< Psalmen 126 >

1 Een lied Hammaaloth. Als de HEERE de gevangenen Sions wederbracht, waren wij gelijk degenen, die dromen.
“A song of the degrees.” When the Lord bringeth back again the captivity of Zion, then shall we be like dreamers.
2 Toen werd onze mond vervuld met lachen, en onze tong met gejuich; toen zeide men onder de heidenen: De HEERE heeft grote dingen aan dezen gedaan.

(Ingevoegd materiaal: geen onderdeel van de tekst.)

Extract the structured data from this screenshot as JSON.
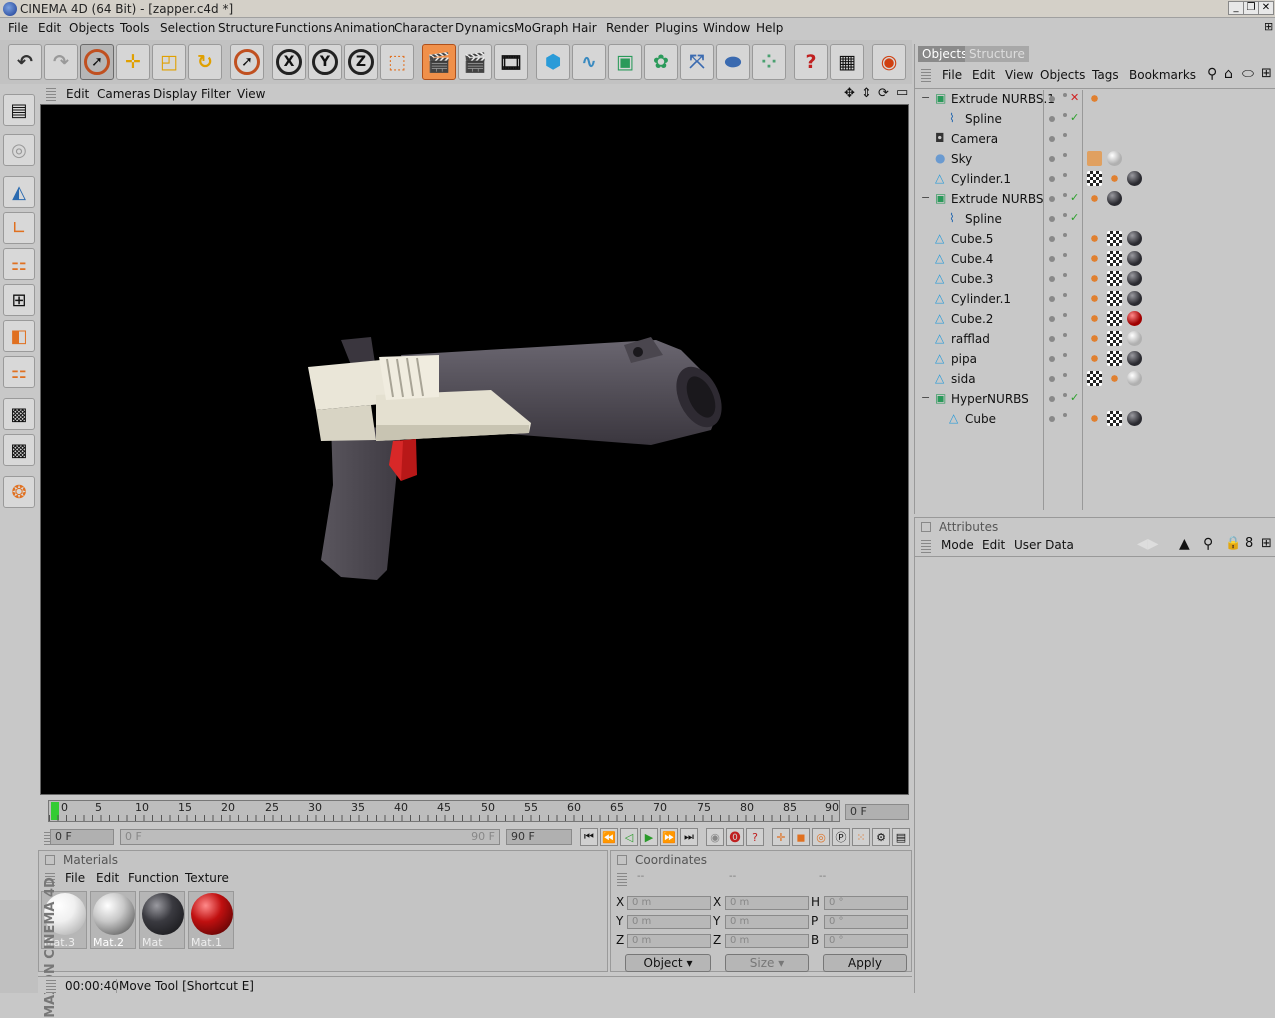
{
  "window": {
    "title": "CINEMA 4D (64 Bit) - [zapper.c4d *]",
    "controls": [
      "_",
      "❐",
      "✕"
    ]
  },
  "menu": [
    "File",
    "Edit",
    "Objects",
    "Tools",
    "Selection",
    "Structure",
    "Functions",
    "Animation",
    "Character",
    "Dynamics",
    "MoGraph",
    "Hair",
    "Render",
    "Plugins",
    "Window",
    "Help"
  ],
  "viewport": {
    "menu": [
      "Edit",
      "Cameras",
      "Display",
      "Filter",
      "View"
    ]
  },
  "timeline": {
    "ticks": [
      "0",
      "5",
      "10",
      "15",
      "20",
      "25",
      "30",
      "35",
      "40",
      "45",
      "50",
      "55",
      "60",
      "65",
      "70",
      "75",
      "80",
      "85",
      "90"
    ],
    "current_frame": "0 F",
    "start_field": "0 F",
    "range_left": "0 F",
    "range_right": "90 F",
    "end_field": "90 F"
  },
  "materials": {
    "title": "Materials",
    "menu": [
      "File",
      "Edit",
      "Function",
      "Texture"
    ],
    "items": [
      {
        "name": "Mat.3",
        "color": "#ffffff"
      },
      {
        "name": "Mat.2",
        "color": "#dcdcdc"
      },
      {
        "name": "Mat",
        "color": "#3a3a40"
      },
      {
        "name": "Mat.1",
        "color": "#c01010"
      }
    ]
  },
  "coordinates": {
    "title": "Coordinates",
    "headers": [
      "--",
      "--",
      "--"
    ],
    "rows": [
      {
        "a": "X",
        "av": "0 m",
        "b": "X",
        "bv": "0 m",
        "c": "H",
        "cv": "0 °"
      },
      {
        "a": "Y",
        "av": "0 m",
        "b": "Y",
        "bv": "0 m",
        "c": "P",
        "cv": "0 °"
      },
      {
        "a": "Z",
        "av": "0 m",
        "b": "Z",
        "bv": "0 m",
        "c": "B",
        "cv": "0 °"
      }
    ],
    "mode": "Object",
    "size": "Size",
    "apply": "Apply"
  },
  "status": {
    "time": "00:00:40",
    "text": "Move Tool [Shortcut E]"
  },
  "brand": "MAXON CINEMA 4D",
  "objects_panel": {
    "tabs": [
      "Objects",
      "Structure"
    ],
    "menu": [
      "File",
      "Edit",
      "View",
      "Objects",
      "Tags",
      "Bookmarks"
    ],
    "items": [
      {
        "name": "Extrude NURBS.1",
        "indent": 0,
        "kind": "nurbs",
        "expand": "−"
      },
      {
        "name": "Spline",
        "indent": 1,
        "kind": "spline",
        "expand": ""
      },
      {
        "name": "Camera",
        "indent": 0,
        "kind": "camera",
        "expand": ""
      },
      {
        "name": "Sky",
        "indent": 0,
        "kind": "sky",
        "expand": ""
      },
      {
        "name": "Cylinder.1",
        "indent": 0,
        "kind": "prim",
        "expand": ""
      },
      {
        "name": "Extrude NURBS",
        "indent": 0,
        "kind": "nurbs",
        "expand": "−"
      },
      {
        "name": "Spline",
        "indent": 1,
        "kind": "spline",
        "expand": ""
      },
      {
        "name": "Cube.5",
        "indent": 0,
        "kind": "prim",
        "expand": ""
      },
      {
        "name": "Cube.4",
        "indent": 0,
        "kind": "prim",
        "expand": ""
      },
      {
        "name": "Cube.3",
        "indent": 0,
        "kind": "prim",
        "expand": ""
      },
      {
        "name": "Cylinder.1",
        "indent": 0,
        "kind": "prim",
        "expand": ""
      },
      {
        "name": "Cube.2",
        "indent": 0,
        "kind": "prim",
        "expand": ""
      },
      {
        "name": "rafflad",
        "indent": 0,
        "kind": "prim",
        "expand": ""
      },
      {
        "name": "pipa",
        "indent": 0,
        "kind": "prim",
        "expand": ""
      },
      {
        "name": "sida",
        "indent": 0,
        "kind": "prim",
        "expand": ""
      },
      {
        "name": "HyperNURBS",
        "indent": 0,
        "kind": "nurbs",
        "expand": "−"
      },
      {
        "name": "Cube",
        "indent": 1,
        "kind": "prim",
        "expand": ""
      }
    ]
  },
  "attributes_panel": {
    "title": "Attributes",
    "menu": [
      "Mode",
      "Edit",
      "User Data"
    ]
  }
}
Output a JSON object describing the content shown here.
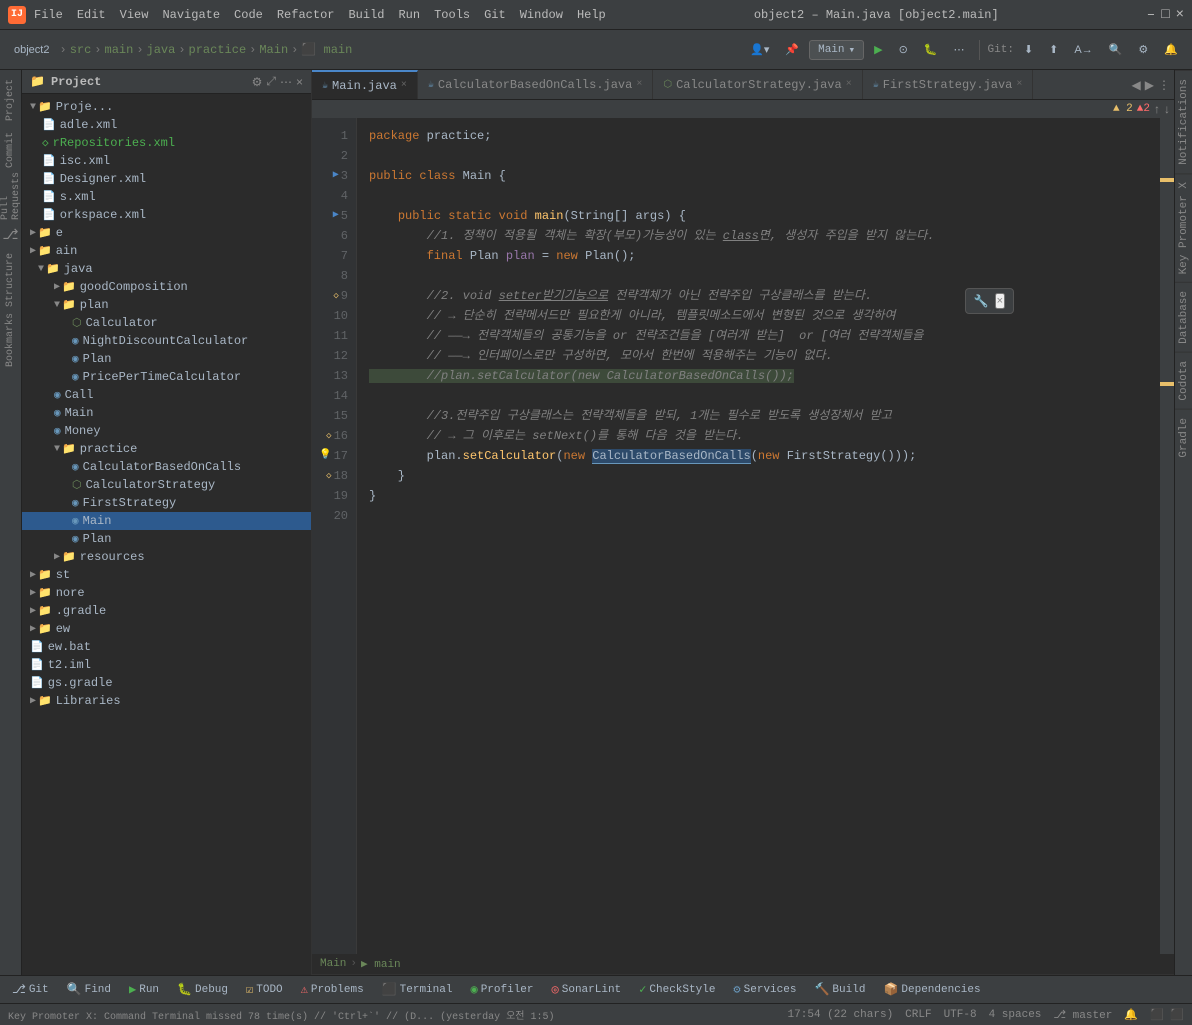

Then shall our mouth be filled with laughter, and our tongue with singing: then shall they say among the nations, Great things hath the Lord done for these.
3 De HEERE heeft grote dingen bij ons gedaan; dies zijn wij verblijd.
Great things would the Lord have done for us, [whereat] we should be joyful.
4 O HEERE! wend onze gevangenis, gelijk waterstromen in het zuiden.
Bring back again, O Lord, our captivity, like rivulets in arid land.
5 Die met tranen zaaien, zullen met gejuich maaien.
Those that sow in tears shall reap with joyful song.
6 Die het zaad draagt, dat men zaaien zal, gaat al gaande en wenende; maar voorzeker zal hij met gejuich wederkomen, dragende zijn schoven.
He goeth forth indeed and weepeth, that beareth the seed for sowing; but he will surely come with joyful song when he beareth [home] his sheaves.